Sommers was reprimanded, threatened with judicial action and given a bad efficiency report. An investigation was also launched.
“It’s an obvious attempt to set him up and force him out of the military,” Wells said. “They recently did an NCO evaluation that effectively torpedoed his chance at promotion and he could be forced out of the Army.”
Attorney Wells believes Sommers is being discriminated against not only because of his Christian faith, but also because of his objections to homosexuality.
“There’s no question about it,” Wells told Fox News. “Because he is religious, because he feels that homosexual conduct is wrong for religious reasons, he is basically being persecuted.”
During the course of their investigation, the military unearthed a tweet from 2010 that included a derogatory word for homosexuals. The soldier admitted that he had retweeted someone else’s original tweet.
“Lordy, Lordy, it’s faggot Tuesday. The lefty loons and Obamabots are out in full force,” the retweet read.

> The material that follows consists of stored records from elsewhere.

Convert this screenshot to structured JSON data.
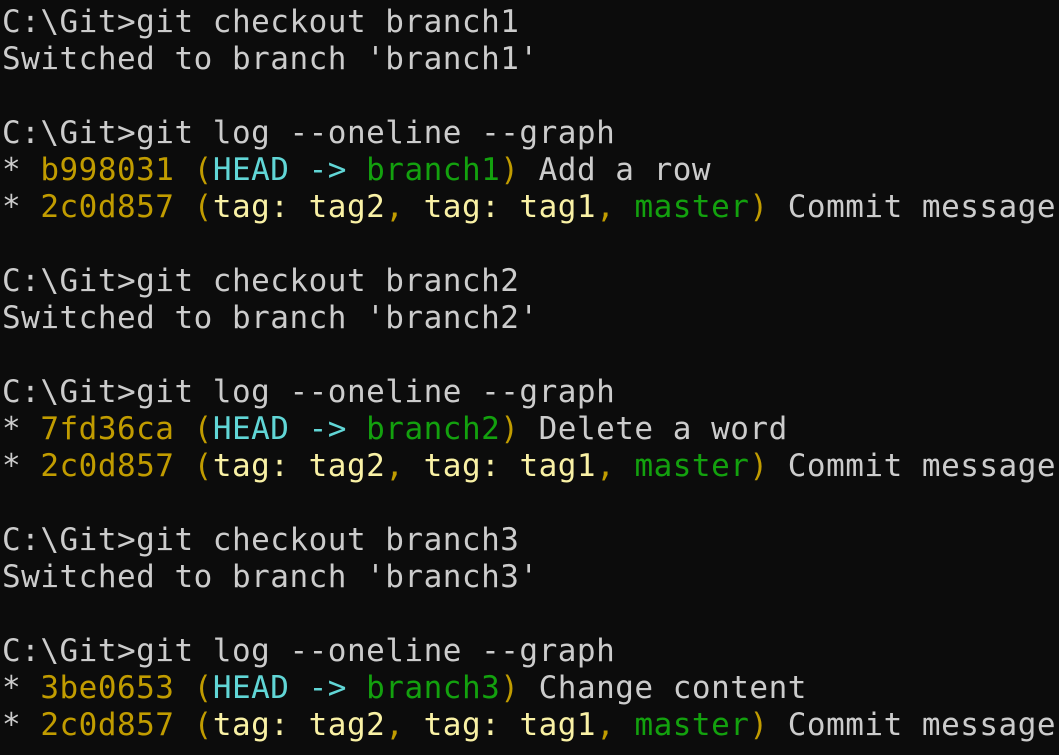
{
  "terminal": {
    "colors": {
      "background": "#0c0c0c",
      "foreground": "#cccccc",
      "yellow": "#c19c00",
      "cyan": "#61d6d6",
      "green": "#13a10e",
      "light_yellow": "#f9f1a5"
    },
    "lines": [
      {
        "segments": [
          {
            "text": "C:\\Git>git checkout branch1",
            "color": "default"
          }
        ]
      },
      {
        "segments": [
          {
            "text": "Switched to branch 'branch1'",
            "color": "default"
          }
        ]
      },
      {
        "segments": []
      },
      {
        "segments": [
          {
            "text": "C:\\Git>git log --oneline --graph",
            "color": "default"
          }
        ]
      },
      {
        "segments": [
          {
            "text": "* ",
            "color": "default"
          },
          {
            "text": "b998031",
            "color": "yellow"
          },
          {
            "text": " (",
            "color": "yellow"
          },
          {
            "text": "HEAD -> ",
            "color": "cyan"
          },
          {
            "text": "branch1",
            "color": "green"
          },
          {
            "text": ")",
            "color": "yellow"
          },
          {
            "text": " Add a row",
            "color": "default"
          }
        ]
      },
      {
        "segments": [
          {
            "text": "* ",
            "color": "default"
          },
          {
            "text": "2c0d857",
            "color": "yellow"
          },
          {
            "text": " (",
            "color": "yellow"
          },
          {
            "text": "tag: tag2",
            "color": "lightyellow"
          },
          {
            "text": ", ",
            "color": "yellow"
          },
          {
            "text": "tag: tag1",
            "color": "lightyellow"
          },
          {
            "text": ", ",
            "color": "yellow"
          },
          {
            "text": "master",
            "color": "green"
          },
          {
            "text": ")",
            "color": "yellow"
          },
          {
            "text": " Commit message",
            "color": "default"
          }
        ]
      },
      {
        "segments": []
      },
      {
        "segments": [
          {
            "text": "C:\\Git>git checkout branch2",
            "color": "default"
          }
        ]
      },
      {
        "segments": [
          {
            "text": "Switched to branch 'branch2'",
            "color": "default"
          }
        ]
      },
      {
        "segments": []
      },
      {
        "segments": [
          {
            "text": "C:\\Git>git log --oneline --graph",
            "color": "default"
          }
        ]
      },
      {
        "segments": [
          {
            "text": "* ",
            "color": "default"
          },
          {
            "text": "7fd36ca",
            "color": "yellow"
          },
          {
            "text": " (",
            "color": "yellow"
          },
          {
            "text": "HEAD -> ",
            "color": "cyan"
          },
          {
            "text": "branch2",
            "color": "green"
          },
          {
            "text": ")",
            "color": "yellow"
          },
          {
            "text": " Delete a word",
            "color": "default"
          }
        ]
      },
      {
        "segments": [
          {
            "text": "* ",
            "color": "default"
          },
          {
            "text": "2c0d857",
            "color": "yellow"
          },
          {
            "text": " (",
            "color": "yellow"
          },
          {
            "text": "tag: tag2",
            "color": "lightyellow"
          },
          {
            "text": ", ",
            "color": "yellow"
          },
          {
            "text": "tag: tag1",
            "color": "lightyellow"
          },
          {
            "text": ", ",
            "color": "yellow"
          },
          {
            "text": "master",
            "color": "green"
          },
          {
            "text": ")",
            "color": "yellow"
          },
          {
            "text": " Commit message",
            "color": "default"
          }
        ]
      },
      {
        "segments": []
      },
      {
        "segments": [
          {
            "text": "C:\\Git>git checkout branch3",
            "color": "default"
          }
        ]
      },
      {
        "segments": [
          {
            "text": "Switched to branch 'branch3'",
            "color": "default"
          }
        ]
      },
      {
        "segments": []
      },
      {
        "segments": [
          {
            "text": "C:\\Git>git log --oneline --graph",
            "color": "default"
          }
        ]
      },
      {
        "segments": [
          {
            "text": "* ",
            "color": "default"
          },
          {
            "text": "3be0653",
            "color": "yellow"
          },
          {
            "text": " (",
            "color": "yellow"
          },
          {
            "text": "HEAD -> ",
            "color": "cyan"
          },
          {
            "text": "branch3",
            "color": "green"
          },
          {
            "text": ")",
            "color": "yellow"
          },
          {
            "text": " Change content",
            "color": "default"
          }
        ]
      },
      {
        "segments": [
          {
            "text": "* ",
            "color": "default"
          },
          {
            "text": "2c0d857",
            "color": "yellow"
          },
          {
            "text": " (",
            "color": "yellow"
          },
          {
            "text": "tag: tag2",
            "color": "lightyellow"
          },
          {
            "text": ", ",
            "color": "yellow"
          },
          {
            "text": "tag: tag1",
            "color": "lightyellow"
          },
          {
            "text": ", ",
            "color": "yellow"
          },
          {
            "text": "master",
            "color": "green"
          },
          {
            "text": ")",
            "color": "yellow"
          },
          {
            "text": " Commit message",
            "color": "default"
          }
        ]
      }
    ]
  }
}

The soldier was hauled in to explain himself before a superior officer.
“He explained to me that homosexual Soldiers were now afraid of me,” Sommers said. “He showed me a letter from an Army Band colleague that demanded that I publicly apologize (to) the band for my statements and that I should be removed from positions of leadership and influence.”
Sommers admitted the retweet was a case of bad judgment on his part, but he said he believes that a group of homosexual soldiers are on a witch hunt and they were “attempting to dig up any negative information they could in order to silence me or ruin my career.”
Wells said there are a number of homosexuals serving in the Army Band and he believes they are ganging up on Sommers because of his religious beliefs.
Last Spring Sommers raised concerns after the US Army Chorus had been invited to perform with the Turtle Creek Chorale, one of the nation’s largest gay men’s choruses.
Sommers said he witnessed an “inappropriate sexual advance between one of the members of the chorale” and a member of the US Army Chorus involving a slap on a soldier’s backside.
“The rehearsal also featured sexual innuendo and banter which made me feel particularly uncomfortable, and a situation where a 10-year-old boy, who was asked to sing a solo with the Turtle Creek Chorale, was subjected to inappropriate, lewd behavior from the Chorale in the presence of the Army Chorus,” he said.
Wells said he witnessed similar behavior on an Army base involving two men exchanging affectionate words.
“When I was in the military any kind of public display of affection on a military installation would have been discouraged and frowned upon,” Wells said. “Now, it’s blatant. I’m not sure heterosexuals can do that.”
Retired Lt. Gen. Jerry Boykin told Fox News it appears the Army is trying to send a message to not only Sommers but others in his unit.
“Over my 36 years in the US Army I saw numerous situations like this where a soldier is singled out by the chain of command for punishment,” Boykin said. “The Article 15 proceeding may be technically legitimate, but one must recognize that an Army Master Sergeant with 25 years does not normally do stupid things that are easily avoidable unless there is some mitigating circumstance.”
Boykin said the issue is whether the chain of command would be doing this if it were not for his outspoken Christian faith and his unwillingness to compromise on what he believes.
“It seems to me that the chain of command has failed to deter him from his beliefs and has resorted to this step now,” he said.